EU rural development "disaster zone"

It could be 2016 before many European farmers can benefit from the €84.936 billion 2014-2020 round of rural development.
EU rural development "disaster zone"

It includes 118 Rural Development Programmes — and the European Commission says it expects only 10 of these to be approved by the end of this year. Another 15 or so are expected to be approved by the end of March, with the remaining 93 having to wait until May 1, 2015 for adoption.

“The bulk of RDPs will not be approved until 18 months or more after the start of the seven-year programming period to which they apply,” said EU agricultural policy expert Alan Matthews this week, on the capreform.eu blog.

He said rural development programming for 2014-2020 seems to be a “disaster zone”, and said the European Parliament should commission an expert group to look at ways of improving the programming.

“We cannot afford to spend two years at the beginning of every five or seven-year MFF [the EU’s Multiannual Financial Framework] debating the structure of the policy while farmers wait for the funds.”

In Ireland’s case, delays could postpone access by farmers to the GLAS scheme, TAMS grants, the Beef Data and Genomics Programme, LEADER, discussion groups and farm advice, the Organic Farming Scheme, collaborative farming, the willow and miscanthus bio-energy scheme, and local projects such as the Burren Farming for Conservation Scheme.

Ireland’s €4bn rural development programme from 2014 to 2020 also contains the disadvantaged payments scheme.

Many farmers had been hoping for early access to GLAS (the Green Low-carbon Agri-environment Scheme). Agriculture Minister Simon Coveney has anticipated that payments of some €20m would issue for GLAS in 2015, depending on numbers approved and date of approval — but that depends on an early approval of the new Irish rural development programme by the European Commission.
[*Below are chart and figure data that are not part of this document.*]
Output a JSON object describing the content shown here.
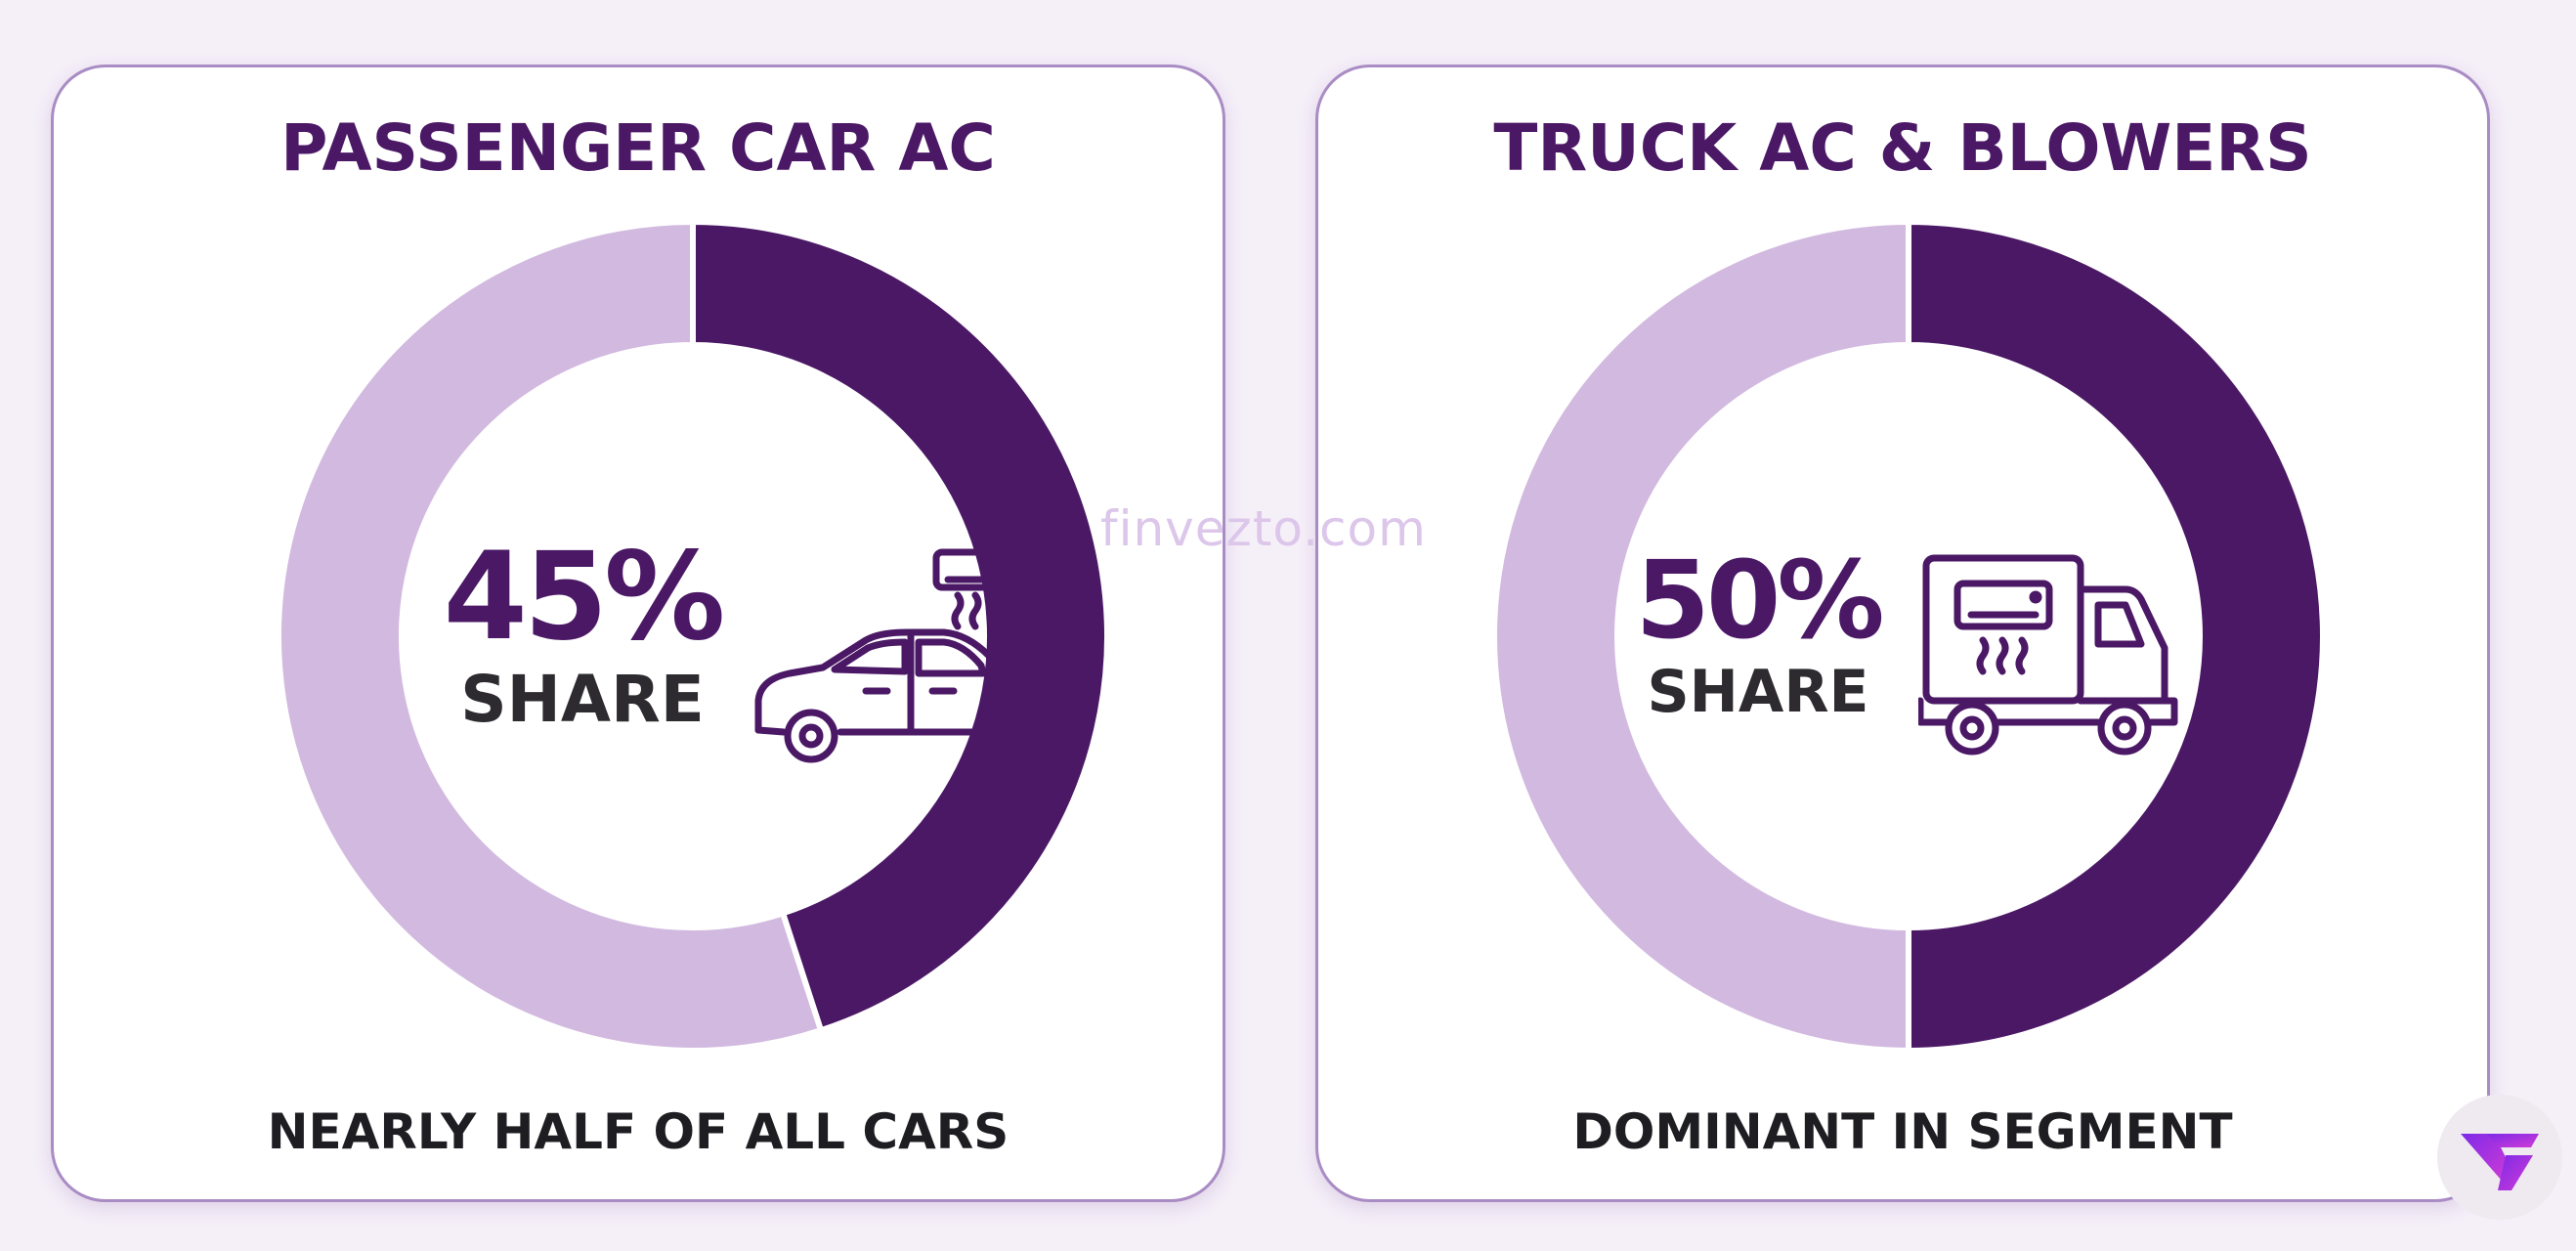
{
  "chart_data": [
    {
      "type": "pie",
      "title": "PASSENGER CAR AC",
      "values": [
        45,
        55
      ],
      "center_value": "45%",
      "center_label": "SHARE",
      "caption": "NEARLY HALF OF ALL CARS",
      "icon": "car-ac-icon"
    },
    {
      "type": "pie",
      "title": "TRUCK AC & BLOWERS",
      "values": [
        50,
        50
      ],
      "center_value": "50%",
      "center_label": "SHARE",
      "caption": "DOMINANT IN SEGMENT",
      "icon": "truck-ac-icon"
    }
  ],
  "colors": {
    "share": "#4b1866",
    "remainder": "#d2b9e0",
    "title": "#4b1866",
    "card_border": "#a98cc4"
  },
  "watermark": "finvezto.com"
}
The Department of Agriculture has provided immediate and detailed replies to the Commission’s observations on the draft Irish scheme, but the Commission’s huge workload could ultimately leave farmers here waiting longer than expected for badly needed payments.

However, the news from Brussels is better on this week’s European Parliament and Council provisional agreement on the 2015 EU budget.
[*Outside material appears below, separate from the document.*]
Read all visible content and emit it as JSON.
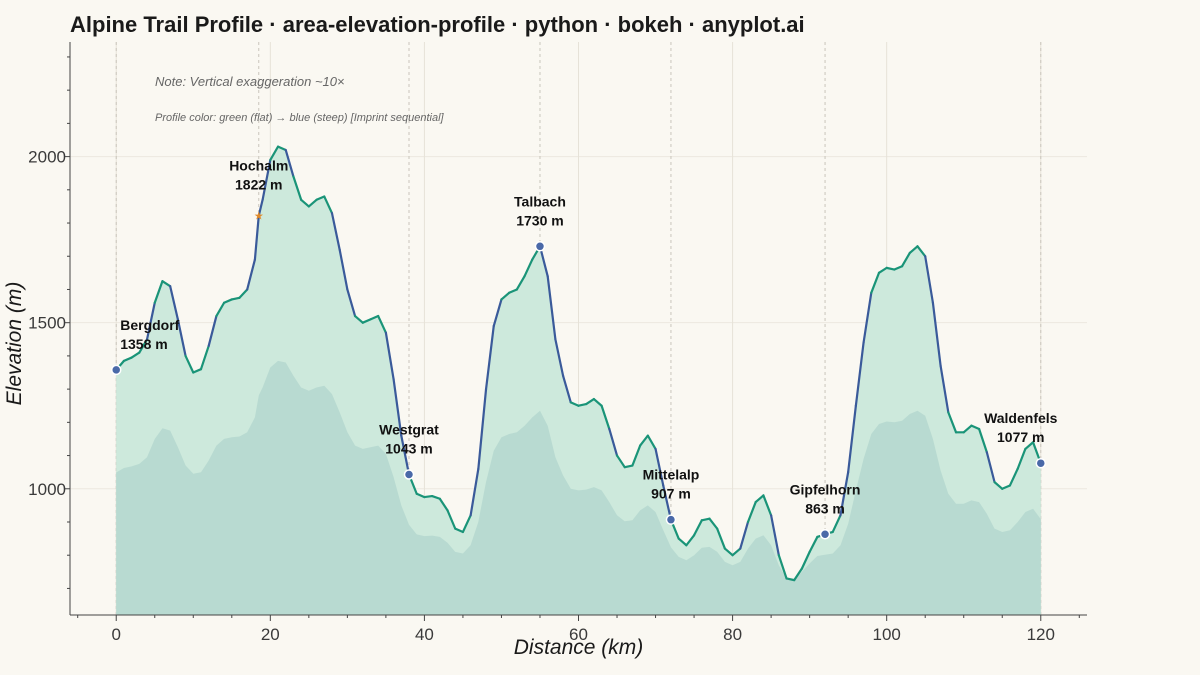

There are no farm spending cuts, and the CAP crisis reserve is left intact, despite emergency aid measures adopted due to Russia’s trde embargo. The annual crisis reserve is made up of deductions from farmers’ single payments, and will be returned to them if not needed in the event of an agri-market crisis.

Irish farmers have also recently learned that a €27.1m EU financial discipline re-imbursement for 2013 will be paid to them early in 2015.